Не существует и движения [762]— ибо движимое движется или в том месте, где оно есть, или в том, где его нет; но в том месте, где оно есть, оно не движется, а в том, где его нет, оно тоже не движется; стало быть, движения не существует.
Они отрицают и изучение — они говорят, что или то, что есть, изучается через свое существование, или то, чего нет, — через свое несуществование. Но то, что есть, через свое существование не научается, ибо природа того, что есть, всякому явственна и известна; и то, чего нет, через свое несуществование тоже не изучается, ибо несуществующее не подвержено ничему, в том числе и изучению.
Не существует и возникновения, говорят они. То, что существует, не возникает, потому что оно уже есть; а то, что не существует, не возникает, потому что его не предсуществовало; а что не пред существовало и не существует, то не может испытать возникновение.
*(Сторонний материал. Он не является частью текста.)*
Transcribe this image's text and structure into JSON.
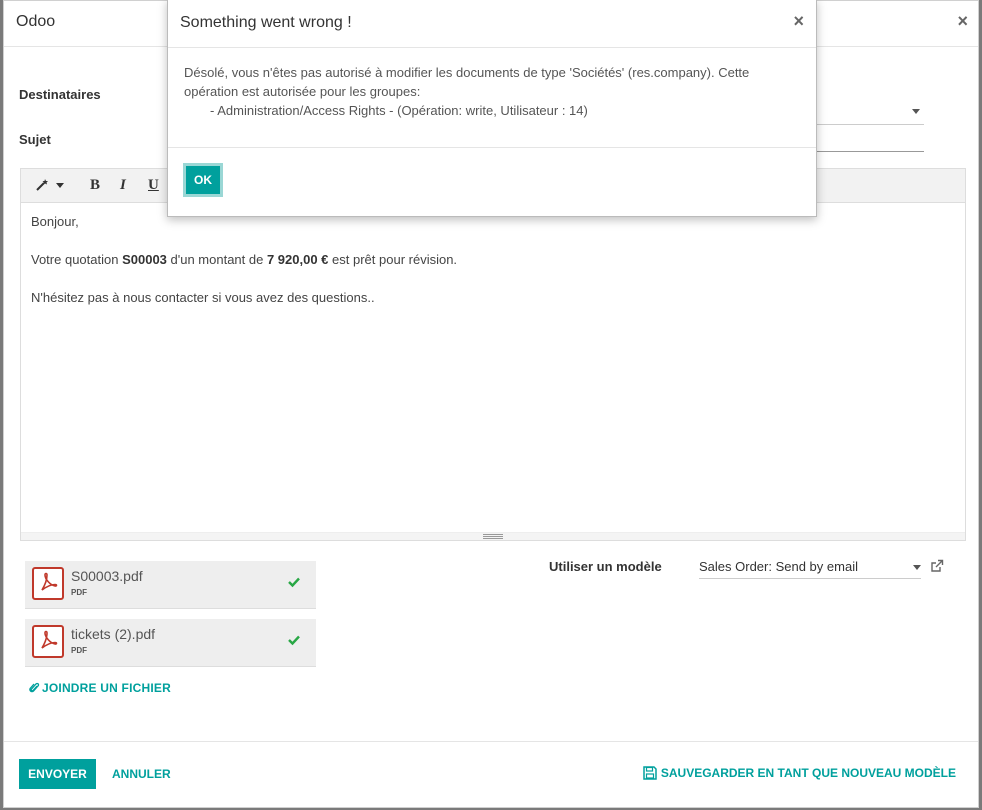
{
  "main_dialog": {
    "title": "Odoo",
    "close": "×",
    "recipients_label": "Destinataires",
    "subject_label": "Sujet",
    "editor": {
      "toolbar": {
        "bold": "B",
        "italic": "I",
        "underline": "U"
      },
      "greeting": "Bonjour,",
      "line2_prefix": "Votre quotation ",
      "quote_ref": "S00003",
      "line2_mid": " d'un montant de ",
      "amount": "7 920,00 €",
      "line2_suffix": " est prêt pour révision.",
      "line3": "N'hésitez pas à nous contacter si vous avez des questions.."
    },
    "attachments": [
      {
        "name": "S00003.pdf",
        "type": "PDF"
      },
      {
        "name": "tickets (2).pdf",
        "type": "PDF"
      }
    ],
    "attach_file_label": "JOINDRE UN FICHIER",
    "template_label": "Utiliser un modèle",
    "template_value": "Sales Order: Send by email",
    "footer": {
      "send": "ENVOYER",
      "cancel": "ANNULER",
      "save_template": "SAUVEGARDER EN TANT QUE NOUVEAU MODÈLE"
    }
  },
  "error_dialog": {
    "title": "Something went wrong !",
    "close": "×",
    "message_line1": "Désolé, vous n'êtes pas autorisé à modifier les documents de type 'Sociétés' (res.company). Cette opération est autorisée pour les groupes:",
    "message_line2": "- Administration/Access Rights - (Opération: write, Utilisateur : 14)",
    "ok": "OK"
  },
  "colors": {
    "accent": "#00a09d",
    "pdf_red": "#c0392b",
    "check_green": "#28a745"
  }
}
От природы не существует ни добра ни зла. Если бы от природы существовали добро и зло, они были бы добром или злом для всех, как снег холоден для всех; но нет такого добра или зла, которые были бы общими для всех, а стало быть, нет добра и зла от природы. В самом деле, или мы должны называть добром все, что человек считает добром, или не все. Но все мы не можем назвать добром, ибо одно и то же кажется одному добром, а другому злом, как наслаждение Эпикуру и Антисфену; стало быть, одна и та же вещь окажется и добром и злом. А если мы будем называть добром не все, что кажется человеку, то нужно будет оценивать разницу мнений, а это неприемлемо, потому что доводы за эти мнения равносильны. Стало быть, природное добро непознаваемо.
Все их способы разбора можно понять по сохранившимся их сочинениям. Сам Пиррон не оставил ничего, зато оставили его последователи Тимон, Энесидем, Нумений, Навсифан и др.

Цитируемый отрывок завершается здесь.